The chromatogram panel allows you to visualize a slice of the gel when a single lane is selected. It’s implemented with a synchronous scroller so that it always matches the selected lane as the gel is zoomed and scrolled.
In 1987, as a Christmas present to his wife who was a geologist, Larry Tesler who had invented MacApp, added Synchronous Scrolling to MacApp for visualizing scientific information. Here, ten years later, I was also using it for just that, in biochemestry.

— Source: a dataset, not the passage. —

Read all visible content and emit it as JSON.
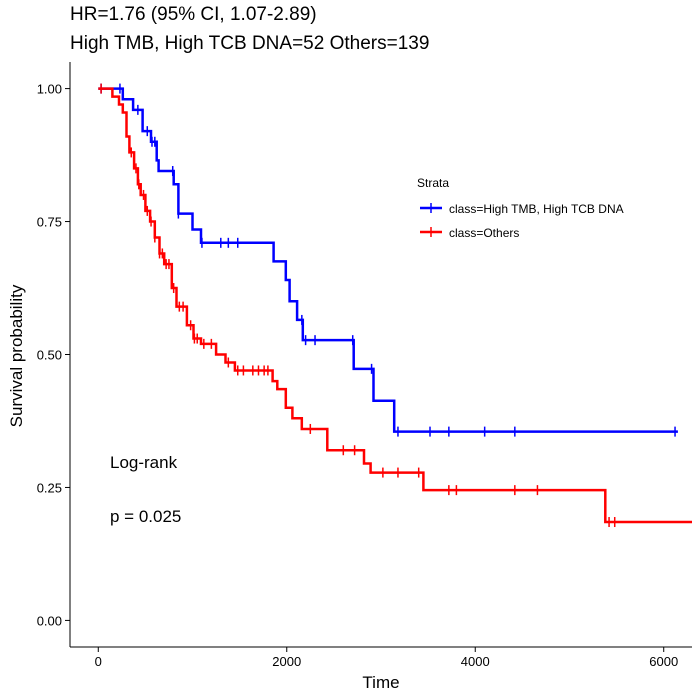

Visualizing chromatogram data conferred many benefits:
• Made it easier to Track difficult parts of a gel.
• Provided interactive feedback to shorten the “learning-curve” for new users.
• Helped users develop confidence in auto-tracking and understand other Gel Tracker features.
• Was essential for testing Gel Tracker, especially in conjunction with the “Chrom value” field.
Tracking detail with chromatogram:
Gel Tracker Architecture
Gel Tracker was implented with MacApp which provided general mechanisms for user interaction: selection, dragging, tracking feedback and one level of undo/redo. I loved MacApp!
MacApp’s View architecture perfectly supported Gel Tracking and the addition of USynchScroller, used to visualize “data slices,” was “icing on the cake”!
The adjustable lane map overlaid the gel view. When the lanes were retracked either manually or automatically, the affected extent of the gel view was invalidated and redrawn, using an offscreen bitmap, prior to updating the lane map.
Scrolling and Zooming
Scrolling and zooming performance was quite good, minimizing flicker, because of the offscreen bitmap. But to further reduce flicker, I kept a grey scroller underneath the gel. Only visible during invalidation, it made the perceived flicker practically vanish!
In the figure, “Tracking detail with chromatogram,” you can see the zoom controls between the ACGT buttons and the Sample Name text field. The gel is shown fully zoomed-in, so the horizontal and vertical magnification controls are dimmed.
When zooming, lane map positioning is conserved by numerically scaling the lane map. It’s also necessary to compensate for the fact that the zoomed image representation may be “downsampled,” a slight wrinkle.
Downsampling is a technique to visualize a reduced gel image. Rather than taking every nth vertical pixel, swaths of contiguous pixels are taken – still in proportion to the zoom factor – to maintain the characteristic appearance of DNA data.
Auto-tracking was performed, first, by shifting each tracking segment left or right, then by adjusting its slope and, finally, by “annealing” the endpoints of adjoining segments to maximize the lane’s image value.
The lane’s image value is the sum of intensity values for each pixel under each of its segments.
Of importance, the first two stages of auto-tracking are constrained by “edge detection” when the number of color changes between an original and alternate segment position exceeds a preset value.
When this occurs, it is assumed that a lane boundary has been reached and auto-tracking is halted for that stage.
In honor of Tim Hunkapillar, who besides being a world-class biochemist, was a big fan of The Rocky Horror Picture Show, the first phase of auto-tracking was eponymously named “The Time-Warp,” for the song from that movie containing the lyric: “just a jump to the left, then a jump to the right.”
Early in the project, I encountered a really weird toolbox “bug” that drove me nuts. In my “jihad” to defeat it, I was fortunate to find one of the last existing copies of Programming QuickDraw (which had been published six years earlier, in 1991) in Stacey’s Bookstore in Palo Alto. When I still couldn’t figure out how to solve the problem, I called the author, David Surovell, who graciously spoke with me about it! In the end, the solution involved “QuickDraw Voodoo.” But David’s assistance in ruling everything else out, helped me keep my sanity and find the eventual solution!